Indonesia Goes After Google

Indonesia Goes After Google

Following in the footsteps of the EU’s decision on Apple’s tax obligations, the Indonesian government announced this week that it plans on looking into Google’s tax payments, a move that might cost the American Internet giant more than $400 million for 2015.

According to Muhammad Haniv, Indonesia’s top authority for special tax cases, Google only paid the country 0.1 percent of the income and value-added taxes owed for 2015, prompting the Indonesian government to pursue unpaid taxes for as far back as 2011.

Haniv stated that if Google were to be found guilty of failing to pay the correct amount in taxes, the American multinational would be heftily fined and liable for a payment hovering around $420 million for 2015.

“Google’s argument is that they just did tax planning,” Haniv said. “Tax planning is legal, but aggressive tax planning – to the extent that the country where the revenue is made does not get anything – is not legal.”

A Google spokesperson said about the investigation, “Google Indonesia has been incorporated as a local company in Indonesia since 2011. We have been and will continue to co-operate with the government and have paid all applicable taxes in Indonesia.” 
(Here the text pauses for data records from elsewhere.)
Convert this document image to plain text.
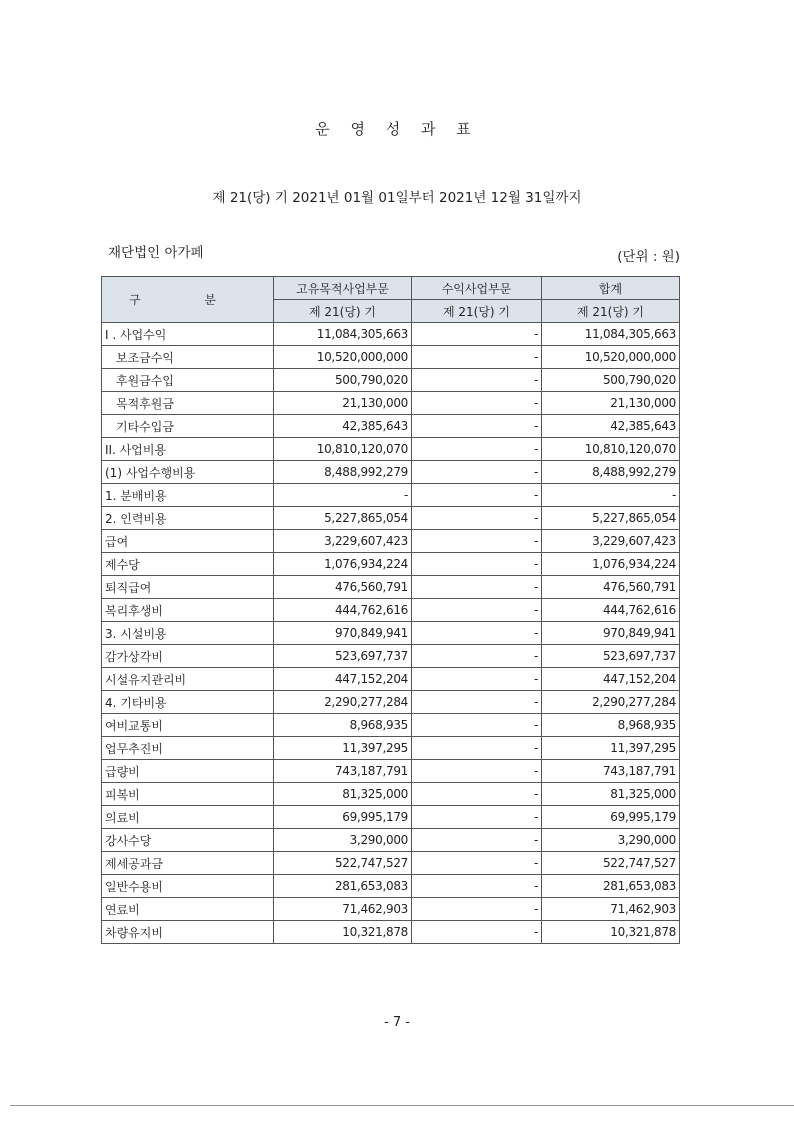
운 영 성 과 표
제 21(당) 기 2021년 01월 01일부터 2021년 12월 31일까지
재단법인 아가페	(단위 : 원)
구 분	고유목적사업부문	수익사업부문	합계
	제 21(당) 기	제 21(당) 기	제 21(당) 기
I . 사업수익	11,084,305,663	-	11,084,305,663
보조금수익	10,520,000,000	-	10,520,000,000
후원금수입	500,790,020	-	500,790,020
목적후원금	21,130,000	-	21,130,000
기타수입금	42,385,643	-	42,385,643
II. 사업비용	10,810,120,070	-	10,810,120,070
(1) 사업수행비용	8,488,992,279	-	8,488,992,279
1. 분배비용	-	-	-
2. 인력비용	5,227,865,054	-	5,227,865,054
급여	3,229,607,423	-	3,229,607,423
제수당	1,076,934,224	-	1,076,934,224
퇴직급여	476,560,791	-	476,560,791
복리후생비	444,762,616	-	444,762,616
3. 시설비용	970,849,941	-	970,849,941
감가상각비	523,697,737	-	523,697,737
시설유지관리비	447,152,204	-	447,152,204
4. 기타비용	2,290,277,284	-	2,290,277,284
여비교통비	8,968,935	-	8,968,935
업무추진비	11,397,295	-	11,397,295
급량비	743,187,791	-	743,187,791
피복비	81,325,000	-	81,325,000
의료비	69,995,179	-	69,995,179
강사수당	3,290,000	-	3,290,000
제세공과금	522,747,527	-	522,747,527
일반수용비	281,653,083	-	281,653,083
연료비	71,462,903	-	71,462,903
차량유지비	10,321,878	-	10,321,878
- 7 -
This case follows ones in Italy, France and the UK in which the American Internet giant was ordered to pay back taxes and interest stemming from tax optimization strategies.

Indonesia Economy

Countries Fight Back Thanks to Transnational Initiatives

Assisted by all of the OECD and EU-led initiatives to combat tax avoidance, jurisdictions throughout the world are now better equipped to stand up to multinational companies’ aggressive tax planning.

Crawford Spence, Accounting Professor at Warwick Business School, told Reuters, ““In recent decades multinationals have scoured the globe looking for low tax jurisdictions, effectively engaging in rate-shopping as part of tax minimisation strategies. Now, with initiatives at the transnational level…countries are starting to develop the confidence to hit back.”
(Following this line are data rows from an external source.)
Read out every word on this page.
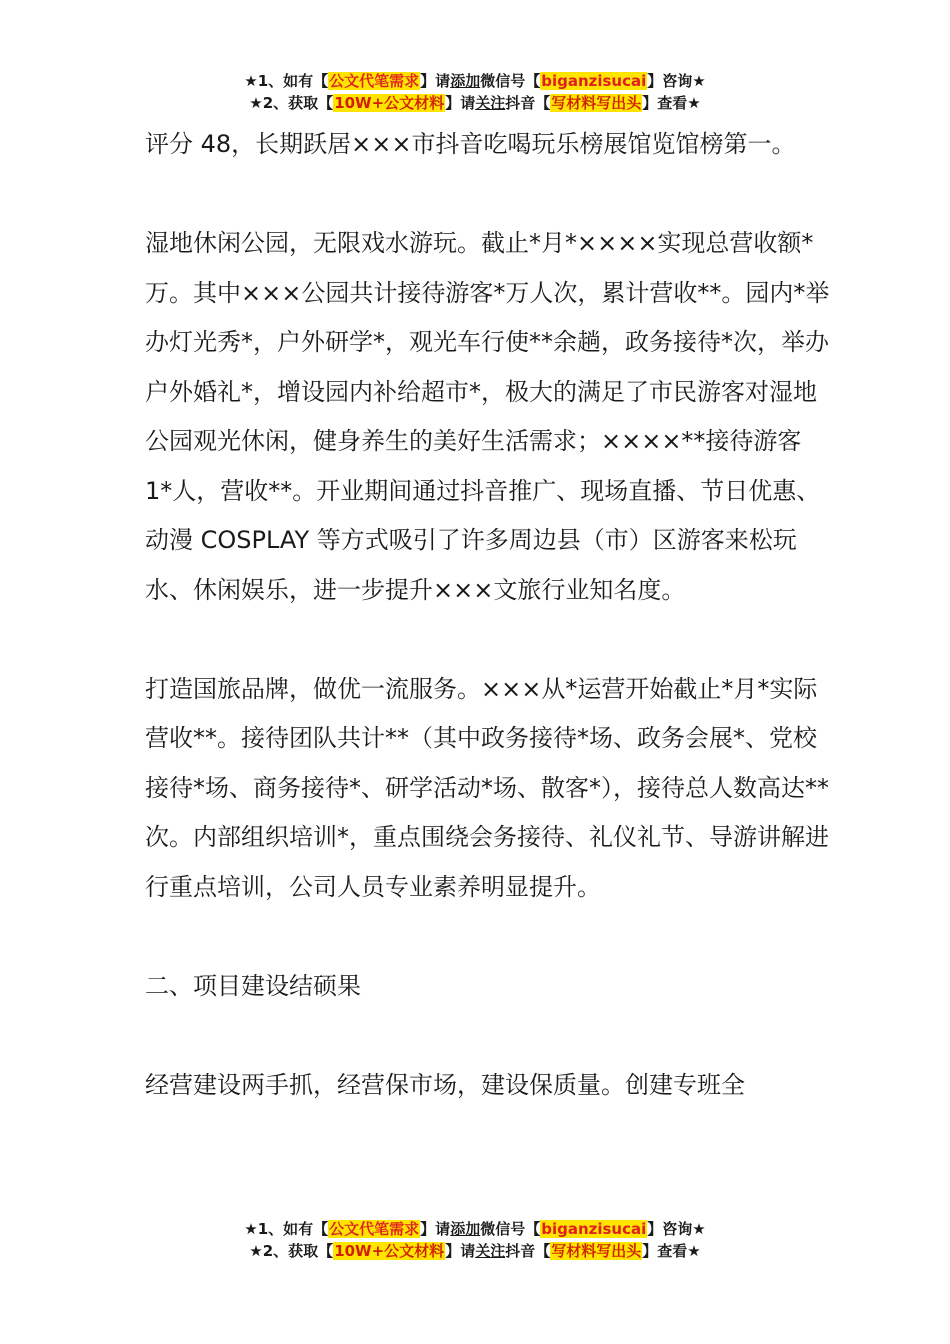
★1、如有【公文代笔需求】请添加微信号【biganzisucai】咨询★
★2、获取【10W+公文材料】请关注抖音【写材料写出头】查看★

评分 48，长期跃居×××市抖音吃喝玩乐榜展馆览馆榜第一。

湿地休闲公园，无限戏水游玩。截止*月*××××实现总营收额*万。其中×××公园共计接待游客*万人次，累计营收**。园内*举办灯光秀*，户外研学*，观光车行使**余趟，政务接待*次，举办户外婚礼*，增设园内补给超市*，极大的满足了市民游客对湿地公园观光休闲，健身养生的美好生活需求；××××**接待游客 1*人，营收**。开业期间通过抖音推广、现场直播、节日优惠、动漫 COSPLAY 等方式吸引了许多周边县（市）区游客来松玩水、休闲娱乐，进一步提升×××文旅行业知名度。

打造国旅品牌，做优一流服务。×××从*运营开始截止*月*实际营收**。接待团队共计**（其中政务接待*场、政务会展*、党校接待*场、商务接待*、研学活动*场、散客*），接待总人数高达**次。内部组织培训*，重点围绕会务接待、礼仪礼节、导游讲解进行重点培训，公司人员专业素养明显提升。

二、项目建设结硕果

经营建设两手抓，经营保市场，建设保质量。创建专班全

★1、如有【公文代笔需求】请添加微信号【biganzisucai】咨询★
★2、获取【10W+公文材料】请关注抖音【写材料写出头】查看★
Plus, in Indonesia’s case, the government is looking for greater ways to boost its revenues and take a bigger cut of the region’s growing Internet advertising sector.
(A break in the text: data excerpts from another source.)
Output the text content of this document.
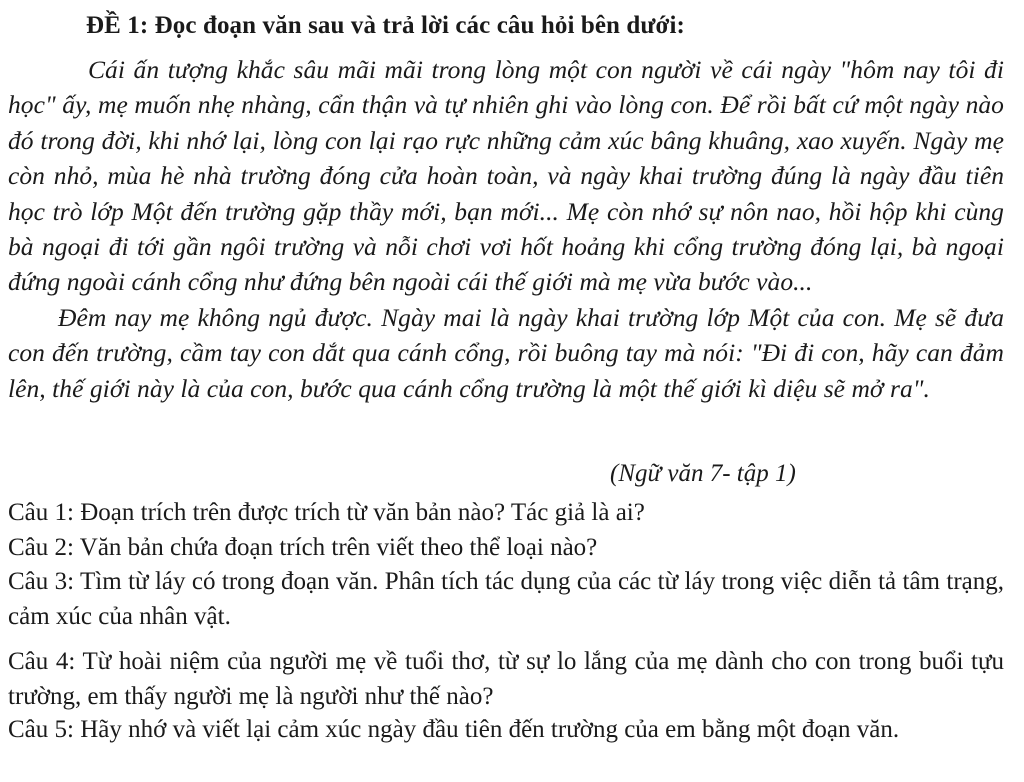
ĐỀ 1: Đọc đoạn văn sau và trả lời các câu hỏi bên dưới:

Cái ấn tượng khắc sâu mãi mãi trong lòng một con người về cái ngày "hôm nay tôi đi học" ấy, mẹ muốn nhẹ nhàng, cẩn thận và tự nhiên ghi vào lòng con. Để rồi bất cứ một ngày nào đó trong đời, khi nhớ lại, lòng con lại rạo rực những cảm xúc bâng khuâng, xao xuyến. Ngày mẹ còn nhỏ, mùa hè nhà trường đóng cửa hoàn toàn, và ngày khai trường đúng là ngày đầu tiên học trò lớp Một đến trường gặp thầy mới, bạn mới... Mẹ còn nhớ sự nôn nao, hồi hộp khi cùng bà ngoại đi tới gần ngôi trường và nỗi chơi vơi hốt hoảng khi cổng trường đóng lại, bà ngoại đứng ngoài cánh cổng như đứng bên ngoài cái thế giới mà mẹ vừa bước vào...

Đêm nay mẹ không ngủ được. Ngày mai là ngày khai trường lớp Một của con. Mẹ sẽ đưa con đến trường, cầm tay con dắt qua cánh cổng, rồi buông tay mà nói: "Đi đi con, hãy can đảm lên, thế giới này là của con, bước qua cánh cổng trường là một thế giới kì diệu sẽ mở ra".

(Ngữ văn 7- tập 1)
Câu 1: Đoạn trích trên được trích từ văn bản nào? Tác giả là ai?
Câu 2: Văn bản chứa đoạn trích trên viết theo thể loại nào?
Câu 3: Tìm từ láy có trong đoạn văn. Phân tích tác dụng của các từ láy trong việc diễn tả tâm trạng, cảm xúc của nhân vật.
Câu 4: Từ hoài niệm của người mẹ về tuổi thơ, từ sự lo lắng của mẹ dành cho con trong buổi tựu trường, em thấy người mẹ là người như thế nào?
Câu 5: Hãy nhớ và viết lại cảm xúc ngày đầu tiên đến trường của em bằng một đoạn văn.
In an opinion piece for The Jakarta Post, Esther Samboh writes that in Indonesia, per a PriceWaterhouseCoopers study, “Internet advertising will be the fastest growing segment in the entertainment and media industry over the next five years with a growth rate of 21.3 percent to reach $92 million by 2018.”

She adds, “The clock is ticking for the government to take advantage of this potentially massive taxation revenue stream from Google. There are many options to realize this opportunity, starting from an inquiry, regulations that fit into the company’s local business model — with the Google tax, BUT [Permanent Establishment] regulation revision and international cooperation — to thoroughly monitoring the implementation of such new rules.”

Indonesia economy and finance

One of the ideas being tossed around is for multinational companies to be forced to set up a PE in Indonesia, whose online advertisement market is valued at $1 billion for 2016.

According to Noor Iza, Head of Indonesia’s Communication and Information Ministry's Sub-directorate for Technology and E-business Infrastructure, “it would…be proper for Google to set up a permanent legal entity in Indonesia because several top officials at Google have expressed earlier that the largest economy of Southeast Asia constitutes a key emerging market for Google, similar to the markets of India and Brazil.”

Furthermore, Yustinus Prastowo, the Executive Director of the Center for Indonesia Taxation Analysis (CITA), believes the country has two options available to deal with Google: setting up a diverted profits tax like the UK’s or re-configuring the definition of a PE in the country.

“Extending the BUT definition can be done by declaring that a virtual presence is considered to be an entity,” Yustinus said.

In any case, it seems countries are becoming bolder and bolder when it comes to confronting multinational companies that operate within their borders and partake in aggressive tax planning.